# Battery Maintainer



## SWAMPFOX (Feb 5, 2020)

I've been thinking about buying a 1.5 amp battery maintainer to leave hooked up to my deep cycle 24/7. That a good idea? My only concern is that it'll do more harm than good. As you can tell, I'm brain dead on this. 
Thanks


----------



## transfixer (Feb 6, 2020)

I don't see how it can do any harm,  I use one on my deep cycle when it isn't hooked to my camper,  going on about 4yrs now,   I also use one on my 48v golf cart, ( designed for it )  it supposedly cuts down on the sulfate buildup , and extends the life of batteries,  can't vouch for that yet,   but I haven't heard anything about them being a disadvantage ?


----------



## ldavid008 (Feb 6, 2020)

If not sealed you'll need to keep an eye the water levels.


----------



## JustUs4All (Feb 6, 2020)

I am no expert but my understanding there is little possibility of damage to bateries so long as the maintainer or trickle charger has the circuit in it that stops the possibility of overcharging.


----------



## Jethro Bodean (Feb 7, 2020)

Unless the battery is just sitting there for _months and months_ at a time, without being used, battery maintainer doesn't do any good.  But a battery will _eventually_ self-discharge, and sometimes there are things that put a small drain on a battery (like a clock or something).

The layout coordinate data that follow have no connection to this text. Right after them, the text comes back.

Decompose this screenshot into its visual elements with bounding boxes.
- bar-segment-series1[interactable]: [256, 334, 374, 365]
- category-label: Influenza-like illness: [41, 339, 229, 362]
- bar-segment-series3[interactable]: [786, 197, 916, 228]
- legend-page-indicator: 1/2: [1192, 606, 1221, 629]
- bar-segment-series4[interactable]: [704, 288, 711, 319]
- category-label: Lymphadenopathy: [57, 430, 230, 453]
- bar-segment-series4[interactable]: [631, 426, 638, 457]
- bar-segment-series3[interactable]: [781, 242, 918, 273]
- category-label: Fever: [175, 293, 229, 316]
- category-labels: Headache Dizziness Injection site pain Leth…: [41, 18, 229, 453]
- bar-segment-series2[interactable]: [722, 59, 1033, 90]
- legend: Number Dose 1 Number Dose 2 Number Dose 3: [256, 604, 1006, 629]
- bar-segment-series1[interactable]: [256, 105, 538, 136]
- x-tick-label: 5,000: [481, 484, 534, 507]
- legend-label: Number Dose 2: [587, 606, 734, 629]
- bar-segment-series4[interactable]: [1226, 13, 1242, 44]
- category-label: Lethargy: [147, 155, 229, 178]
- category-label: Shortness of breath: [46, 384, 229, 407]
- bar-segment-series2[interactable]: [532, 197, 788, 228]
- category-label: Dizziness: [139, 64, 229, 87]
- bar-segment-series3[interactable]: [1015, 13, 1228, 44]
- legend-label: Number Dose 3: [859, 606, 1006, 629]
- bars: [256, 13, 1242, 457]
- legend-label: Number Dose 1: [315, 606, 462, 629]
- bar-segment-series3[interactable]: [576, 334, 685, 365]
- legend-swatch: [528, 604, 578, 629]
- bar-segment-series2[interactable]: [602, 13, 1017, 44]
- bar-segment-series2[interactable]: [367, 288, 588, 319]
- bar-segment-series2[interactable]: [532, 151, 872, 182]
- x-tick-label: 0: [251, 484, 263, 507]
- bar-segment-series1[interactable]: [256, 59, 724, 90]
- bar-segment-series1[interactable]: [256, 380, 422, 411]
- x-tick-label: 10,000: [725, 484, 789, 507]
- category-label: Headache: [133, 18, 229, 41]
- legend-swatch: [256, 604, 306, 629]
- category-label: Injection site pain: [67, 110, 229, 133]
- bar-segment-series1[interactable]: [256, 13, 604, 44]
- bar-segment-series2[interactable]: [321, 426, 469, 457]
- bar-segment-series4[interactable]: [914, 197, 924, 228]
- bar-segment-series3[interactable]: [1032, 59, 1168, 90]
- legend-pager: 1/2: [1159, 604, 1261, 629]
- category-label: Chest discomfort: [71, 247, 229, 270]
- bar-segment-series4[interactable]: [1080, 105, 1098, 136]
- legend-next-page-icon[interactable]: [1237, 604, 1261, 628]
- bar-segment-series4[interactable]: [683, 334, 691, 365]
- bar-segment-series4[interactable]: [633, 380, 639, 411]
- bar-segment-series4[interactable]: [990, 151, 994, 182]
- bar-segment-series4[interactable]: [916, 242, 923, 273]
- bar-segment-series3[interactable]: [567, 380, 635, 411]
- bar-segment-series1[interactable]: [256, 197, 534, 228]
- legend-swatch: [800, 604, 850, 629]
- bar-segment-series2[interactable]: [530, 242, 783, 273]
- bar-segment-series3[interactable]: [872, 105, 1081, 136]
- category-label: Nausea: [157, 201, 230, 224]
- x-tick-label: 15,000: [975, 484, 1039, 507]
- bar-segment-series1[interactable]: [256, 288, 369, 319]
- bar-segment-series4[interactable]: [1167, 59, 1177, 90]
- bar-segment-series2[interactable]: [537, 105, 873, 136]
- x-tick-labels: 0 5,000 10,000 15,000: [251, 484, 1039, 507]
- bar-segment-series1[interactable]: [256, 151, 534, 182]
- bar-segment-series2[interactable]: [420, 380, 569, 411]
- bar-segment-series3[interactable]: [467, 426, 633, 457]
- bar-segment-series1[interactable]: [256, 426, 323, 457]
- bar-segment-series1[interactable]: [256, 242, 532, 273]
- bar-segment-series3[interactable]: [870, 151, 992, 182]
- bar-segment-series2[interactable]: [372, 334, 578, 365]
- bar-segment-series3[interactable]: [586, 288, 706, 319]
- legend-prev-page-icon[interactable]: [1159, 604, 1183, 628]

For example, if you take your boat out every few weeks or less, a battery maintainer doesn't give any benefit at all.  Except it makes your wallet lighter.  

And I know of a battery that was destroyed by a Battery Tender Jr.  That is the little one - the "wall wart" type.  Apparently it didn't have any circuitry to detect that the battery was fully charged, and it trickled it to death.


----------